As for the monster buck from 2009, my hypothesis is that it was not necessarily a sixth sense but rather that he reacted like a deer that had been hunted. He caught a whiff of something that he didn’t like and responded in a way that he felt safe. That particular buck was so in tune that he immediately knew something was off and as mature bucks tend to do; he didn’t wait around to see what it was. Younger deer tend to run through the woods like lit bottle rockets during the rut, but not him, his moves were precise and calculated. An old whitetail has zero tolerance for anything that is unnatural, that is how he stays alive. It is hard to measure the extent of a wild animals sense range. As humans, we don’t necessarily rely on our ability to survive and evade danger on a daily basis so we may never truly know the full spectrum of a prey animals will to survive.

It comes as no surprise that hunters will do just about anything to beat a bucks senses. An old time hunter that I have an awful lot of respect for (which is amplified by the number of P&Y bucks on his wall) once told me to never make direct eye contact with a mature buck when he is within range.
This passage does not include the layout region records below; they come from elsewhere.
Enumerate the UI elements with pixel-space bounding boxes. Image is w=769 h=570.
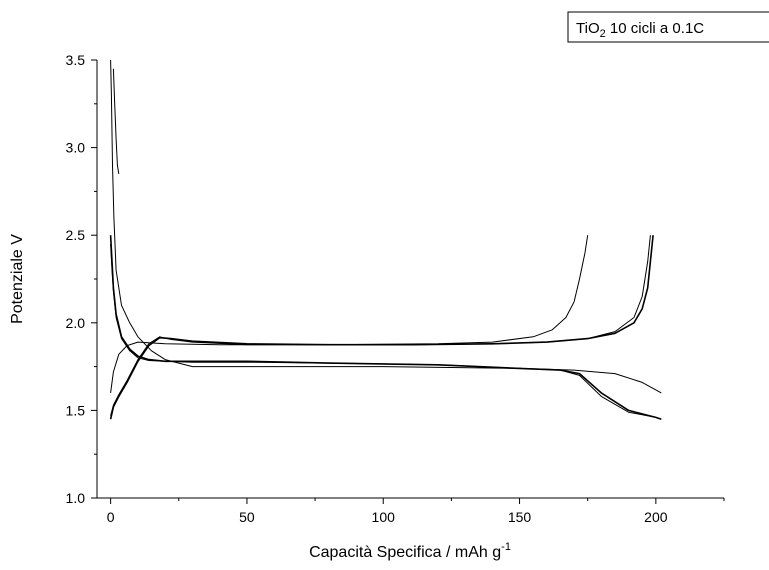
x-ticks: 0 50 100 150 200 [107, 498, 725, 525]
y-tick-label: 3.0 [66, 140, 86, 156]
y-tick-label: 3.5 [66, 52, 86, 68]
x-axis-title-sup: -1 [501, 541, 511, 553]
series-line-7 [110, 235, 589, 393]
y-tick-label: 1.0 [66, 490, 86, 506]
legend: TiO2 10 cicli a 0.1C [567, 11, 769, 43]
series-line-6 [110, 235, 651, 416]
y-ticks: 1.0 1.5 2.0 2.5 3.0 3.5 [66, 52, 97, 506]
legend-label: TiO2 10 cicli a 0.1C [576, 20, 704, 40]
series-group [109, 59, 662, 420]
series-line-5 [109, 235, 654, 420]
x-axis-title-main: Capacità Specifica / mAh g [309, 544, 501, 561]
y-tick-label: 1.5 [66, 402, 86, 418]
legend-text-rest: 10 cicli a 0.1C [606, 20, 705, 37]
legend-text-sub: 2 [600, 28, 606, 40]
series-line-1 [109, 235, 662, 420]
y-tick-label: 2.0 [66, 315, 86, 331]
y-axis-title: Potenziale V [9, 234, 26, 324]
legend-box [567, 11, 769, 43]
axes [96, 60, 724, 499]
x-tick-label: 0 [107, 509, 115, 525]
x-axis-title: Capacità Specifica / mAh g-1 [309, 541, 511, 561]
series-line-4 [112, 68, 120, 174]
x-tick-label: 50 [239, 509, 255, 525]
x-tick-label: 150 [508, 509, 532, 525]
y-tick-label: 2.5 [66, 227, 86, 243]
series-line-2 [110, 243, 662, 420]
x-tick-label: 100 [372, 509, 396, 525]
series-line-3 [110, 59, 662, 394]
legend-text-main: TiO [576, 20, 600, 37]
x-tick-label: 200 [644, 509, 668, 525]
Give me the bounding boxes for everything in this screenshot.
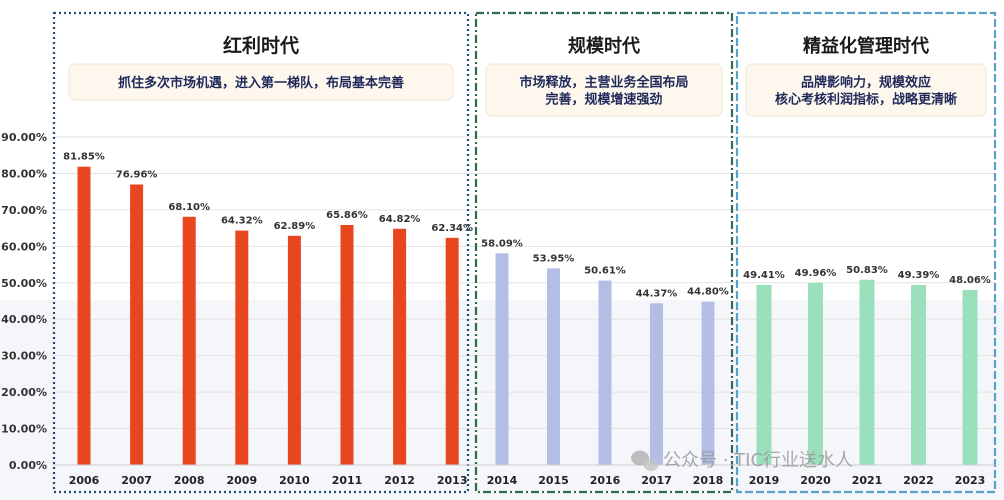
data-label: 64.32% (221, 216, 263, 227)
period-frame (52, 11, 470, 494)
period-desc-box (745, 63, 987, 117)
x-tick-label: 2019 (749, 474, 780, 487)
y-tick-label: 90.00% (1, 131, 47, 144)
data-label: 49.96% (795, 268, 837, 279)
bar (130, 184, 144, 465)
watermark: 公众号 · TIC行业送水人 (663, 450, 853, 471)
data-label: 50.83% (846, 265, 888, 276)
y-tick-label: 60.00% (1, 240, 47, 253)
bar (859, 279, 875, 465)
bar (182, 216, 196, 465)
bar (911, 285, 926, 465)
bar (393, 228, 407, 465)
data-label: 53.95% (533, 253, 575, 264)
bar (287, 235, 301, 465)
period-title: 精益化管理时代 (803, 35, 929, 57)
x-tick-label: 2011 (332, 474, 363, 487)
wechat-icon-bubble (631, 450, 649, 466)
x-tick-label: 2007 (121, 474, 152, 487)
data-label: 49.39% (898, 270, 940, 281)
x-tick-label: 2014 (487, 474, 518, 487)
bar (962, 289, 978, 465)
y-tick-label: 50.00% (1, 277, 47, 290)
period-title: 规模时代 (568, 35, 640, 57)
data-label: 76.96% (116, 170, 158, 181)
period-desc-box (485, 63, 723, 117)
period-desc: 抓住多次市场机遇，进入第一梯队，布局基本完善 (118, 75, 404, 91)
data-label: 65.86% (326, 210, 368, 221)
bar (495, 253, 509, 465)
x-tick-label: 2015 (538, 474, 569, 487)
bar (547, 268, 560, 465)
period-desc: 品牌影响力，规模效应 (801, 75, 931, 91)
x-tick-label: 2012 (384, 474, 415, 487)
bar (650, 303, 663, 465)
data-label: 62.34% (431, 223, 473, 234)
data-label: 81.85% (63, 152, 105, 163)
wechat-icon (631, 450, 659, 471)
x-tick-label: 2013 (437, 474, 468, 487)
x-tick-label: 2022 (903, 474, 934, 487)
y-tick-label: 30.00% (1, 350, 47, 363)
bar (701, 301, 715, 465)
bar (235, 230, 249, 465)
data-label: 44.37% (636, 288, 678, 299)
period-frame (474, 11, 734, 494)
y-tick-label: 20.00% (1, 386, 47, 399)
data-label: 44.80% (687, 287, 729, 298)
x-tick-label: 2008 (174, 474, 205, 487)
period-desc: 市场释放，主营业务全国布局 (519, 75, 688, 91)
period-frame (735, 11, 997, 494)
bar (598, 280, 612, 465)
y-tick-label: 80.00% (1, 167, 47, 180)
data-label: 50.61% (584, 266, 626, 277)
y-tick-label: 70.00% (1, 204, 47, 217)
data-label: 48.06% (949, 275, 991, 286)
x-tick-label: 2020 (800, 474, 831, 487)
x-tick-label: 2018 (693, 474, 724, 487)
bar (77, 166, 91, 466)
period-desc: 完善，规模增速强劲 (545, 92, 662, 108)
bar (808, 282, 823, 465)
x-tick-label: 2017 (641, 474, 672, 487)
x-tick-label: 2006 (69, 474, 100, 487)
x-tick-label: 2016 (590, 474, 621, 487)
x-tick-label: 2010 (279, 474, 310, 487)
x-tick-label: 2021 (852, 474, 883, 487)
data-label: 62.89% (274, 221, 316, 232)
y-tick-label: 10.00% (1, 423, 47, 436)
y-tick-label: 0.00% (9, 459, 47, 472)
y-tick-label: 40.00% (1, 313, 47, 326)
data-label: 64.82% (379, 214, 421, 225)
period-title: 红利时代 (223, 34, 299, 57)
data-label: 58.09% (481, 238, 523, 249)
bar (445, 237, 459, 465)
x-tick-label: 2009 (226, 474, 257, 487)
bar (756, 284, 772, 465)
x-tick-label: 2023 (955, 474, 986, 487)
data-label: 49.41% (743, 270, 785, 281)
wechat-icon-bubble (643, 459, 659, 471)
data-label: 68.10% (168, 202, 210, 213)
bar (340, 224, 354, 465)
period-desc: 核心考核利润指标，战略更清晰 (775, 92, 957, 108)
period-desc-box (68, 63, 454, 101)
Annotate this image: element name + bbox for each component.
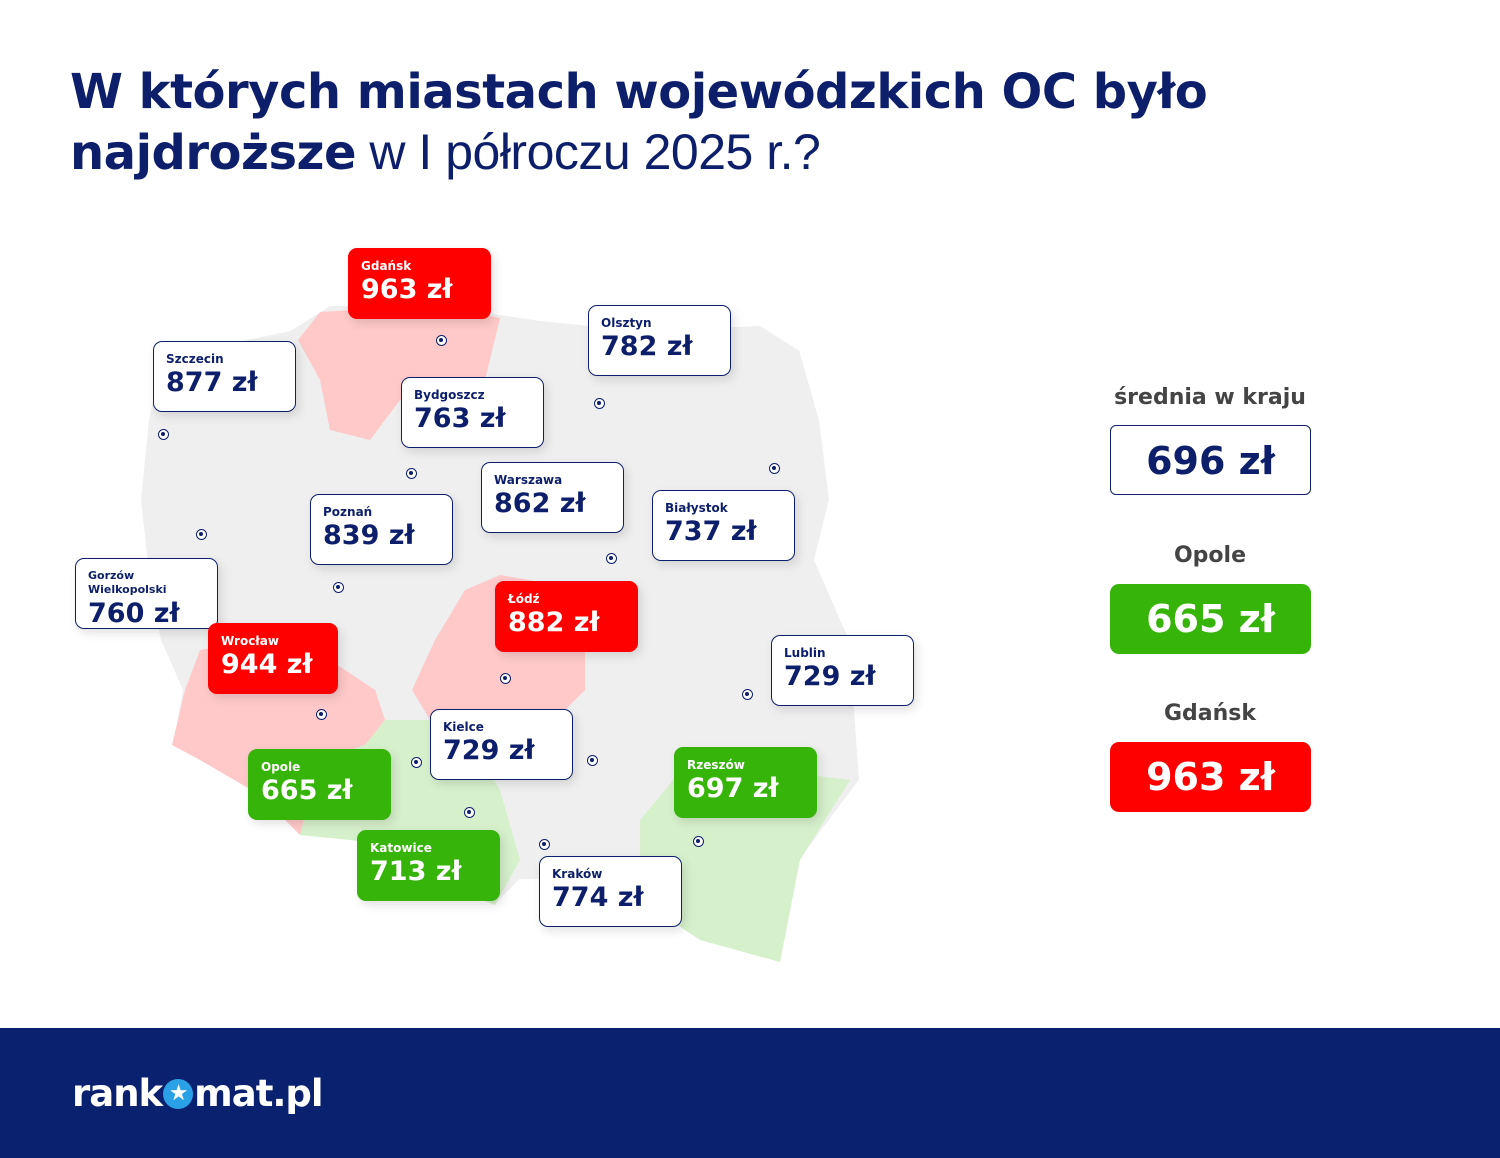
- city-name: Białystok: [665, 501, 728, 515]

He said that the deer could sense it and will get jittery. I don’t know if this is true or not, but I have caught myself on more than one occasion slightly cocking my head to the side and closing one eye. These little mind games are a dime a dozen. We all know that they probably do not make a difference, but what if? Why chance it?

SO is it unfair to think that a mature whitetail is so in tune with his surroundings that he can pinpoint danger simply from relying on previous experience? Absolutely not. It all depends on that particular animal and the run-ins that he has had with perceived danger in the past. The more a hunter alters the area around a stand, the more likely a buck is to be turned off by a given scenario. Someone once described hunting mature deer to me this way; imagine sitting in your living room, you know where everything is placed. You know where the bookcase is, picture frames, furniture, etc. Now imagine somebody came in and moved your recliner 3 feet to the left, would you notice? Perhaps a new scented candle, would you notice that? Apply that directly to a whitetail. They are incredibly in-tune animals and know when their surroundings are altered even in the most minute ways. Maybe that new cover scent that you applied to your boots is not natural to that specific ridge. It may be the best cover scent ever made but a mature buck might associate that smell as unnatural.

Bottom line, bucks learn from close calls and the more he has, the harder he is to hunt. Human pressure and predation can turn a buck into a ghost, but it is that extra edge that makes them so interesting. I can only imagine the number of deer camps where the story of “him” is told every fall, year after year. I think that we as hunters progress in a similar manner to predatory animals. As we age and spend more time hunting, we increase our knowledge base of game species and how to hunt them successfully.

Practice low impact hunting and hunt smart to fool the so called “sixth sense buck.” I still believe that every whitetail is killable, even the most sought after, high pressure, public land bruiser. The best hunting gear in the world can’t buy you years of accumulated lessons learned while in the field.